Monday 3 February 2014

Respectability and the Woman

Do you remember being little and hating to hear the words "you should not"? Or was that just me? I have always been fairly rebellious, and few things irked me more than the should-not's and supposed-to's of this world, so I learned early on to ask "why not?"

Needless to say, I continue to be surprised by how rarely I get a coherent answer. It used to amuse me no end to watch an older person flounder while trying to come up with a valid explanation for telling me not to do something they honestly believed wasn't acceptable behavior. Now it's just saddening.

I think it speaks to the power of conditioning and socialisation that people will accept - hook, line and sinker - restrictions on their lives and personhood without ever asking why. We live our lives, day to day decisions and behaviours informed by myths, and we don't question these things because someone told us so, and pretty much everyone is acting in accordance, therefore these things must be valid.

It is at this point that I like to cough, "bullshit."

Of course, no respectable woman should curse. Nor should she smoke, wear mini-skirts, twerk, use contraception, or ask a man on a date. She should wear makeup, but not too much. She should marry as early as possible, cook, clean, and never raise her voice. She should be a virgin till she marries but a freak when her man demands it. She should have less than 2000 followers on twitter and no cleavage on Instagram. And she had better know her place on game night!

The more patriarchal a society is, the more prescriptions of proper behaviour women are saddled with, restrictions which are almost always designed to limit women's pleasure in themselves (as in personal fulfilment) and their bodies. On the one hand, there is the status of 'lady' and eventually 'matron' to aspire to; the respectable female who has conformed to the patriarchy's code of conduct, and on the other - the temptress, wanton, slut, bitch, 'independent woman', bitter woman, gold-digger...there are probably as many names as there are patriarchal cultures, and more besides.

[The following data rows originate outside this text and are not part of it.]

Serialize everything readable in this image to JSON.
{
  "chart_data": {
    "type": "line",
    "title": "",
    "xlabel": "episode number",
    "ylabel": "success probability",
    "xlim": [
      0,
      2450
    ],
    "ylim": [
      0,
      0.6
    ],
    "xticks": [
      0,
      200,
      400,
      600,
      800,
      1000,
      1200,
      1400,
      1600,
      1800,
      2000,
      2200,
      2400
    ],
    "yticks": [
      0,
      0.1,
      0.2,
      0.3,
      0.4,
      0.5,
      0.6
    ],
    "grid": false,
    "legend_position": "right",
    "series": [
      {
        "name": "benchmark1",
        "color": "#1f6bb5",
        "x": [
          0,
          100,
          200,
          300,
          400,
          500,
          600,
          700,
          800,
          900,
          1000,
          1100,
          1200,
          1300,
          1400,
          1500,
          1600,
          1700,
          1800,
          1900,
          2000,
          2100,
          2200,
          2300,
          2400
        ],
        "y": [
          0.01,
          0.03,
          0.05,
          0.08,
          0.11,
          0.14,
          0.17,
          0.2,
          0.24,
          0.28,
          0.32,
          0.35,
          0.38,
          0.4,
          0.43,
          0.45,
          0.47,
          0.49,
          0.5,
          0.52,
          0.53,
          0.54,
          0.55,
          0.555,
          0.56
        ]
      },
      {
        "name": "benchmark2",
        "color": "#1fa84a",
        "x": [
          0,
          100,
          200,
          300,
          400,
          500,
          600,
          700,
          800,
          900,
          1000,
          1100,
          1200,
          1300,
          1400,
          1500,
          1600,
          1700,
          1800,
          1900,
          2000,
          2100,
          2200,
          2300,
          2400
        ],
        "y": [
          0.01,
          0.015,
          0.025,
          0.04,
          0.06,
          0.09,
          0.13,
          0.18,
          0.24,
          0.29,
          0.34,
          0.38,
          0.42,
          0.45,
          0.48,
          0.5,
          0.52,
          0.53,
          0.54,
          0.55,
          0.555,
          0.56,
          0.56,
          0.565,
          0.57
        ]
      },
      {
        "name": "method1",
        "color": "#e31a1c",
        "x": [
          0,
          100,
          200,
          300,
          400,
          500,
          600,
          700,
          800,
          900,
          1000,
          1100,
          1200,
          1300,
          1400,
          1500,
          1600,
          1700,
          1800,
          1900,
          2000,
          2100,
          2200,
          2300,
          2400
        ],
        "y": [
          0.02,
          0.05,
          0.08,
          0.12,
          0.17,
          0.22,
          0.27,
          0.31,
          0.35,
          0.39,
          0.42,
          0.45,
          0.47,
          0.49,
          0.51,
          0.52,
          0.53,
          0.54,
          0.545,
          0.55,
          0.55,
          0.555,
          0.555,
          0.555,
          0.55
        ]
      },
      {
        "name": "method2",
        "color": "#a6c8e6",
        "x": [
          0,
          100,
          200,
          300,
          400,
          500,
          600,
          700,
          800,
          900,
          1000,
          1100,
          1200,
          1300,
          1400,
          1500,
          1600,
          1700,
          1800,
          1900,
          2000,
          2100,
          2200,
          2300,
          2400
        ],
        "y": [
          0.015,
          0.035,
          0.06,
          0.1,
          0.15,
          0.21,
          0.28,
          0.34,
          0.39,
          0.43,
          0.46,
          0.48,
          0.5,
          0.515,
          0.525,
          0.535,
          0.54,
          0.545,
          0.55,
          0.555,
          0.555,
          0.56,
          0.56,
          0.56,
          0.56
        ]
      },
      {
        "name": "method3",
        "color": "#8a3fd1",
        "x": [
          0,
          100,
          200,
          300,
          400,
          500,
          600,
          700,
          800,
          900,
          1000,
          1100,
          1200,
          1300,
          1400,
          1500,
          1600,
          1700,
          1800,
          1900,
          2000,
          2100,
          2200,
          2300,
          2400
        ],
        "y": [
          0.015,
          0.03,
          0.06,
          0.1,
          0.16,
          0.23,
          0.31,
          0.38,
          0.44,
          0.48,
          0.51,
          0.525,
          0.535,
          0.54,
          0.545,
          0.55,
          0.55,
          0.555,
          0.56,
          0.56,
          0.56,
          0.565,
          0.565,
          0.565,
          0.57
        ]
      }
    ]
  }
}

The thing that really grinds my gears though, is that most of the things women are not supposed to do, men are not just permitted to, but even lauded for. The average conversation about respectability with regard to, say, monogamy/fidelity, vice, parenting (I acknowledge that one might need to adjust for biology in some cases, but stay with me), money management - pretty much every significant aspect of adult life, will include vilification of non-conforming women and excuses for 'non-conforming men'. ('Non-conforming men' is in quotes because there is almost no such thing; men are 'respectable' by default in a patriarchal system, at least until they deviate from the defined norms of 'masculine' behaviour.)

There are far too many manifestations of this phenomenon for me to be able to address it in one blog post. Hell, in one lifetime! So I'll just end this by leaving you with this thought: next time you see a woman doing something 'unladylike', ask yourself why you think her behaviour is inappropriate. I bet you nine times out of ten it will come down to - you guessed it - patriarchy.

Doesn't that just make you want to punch something?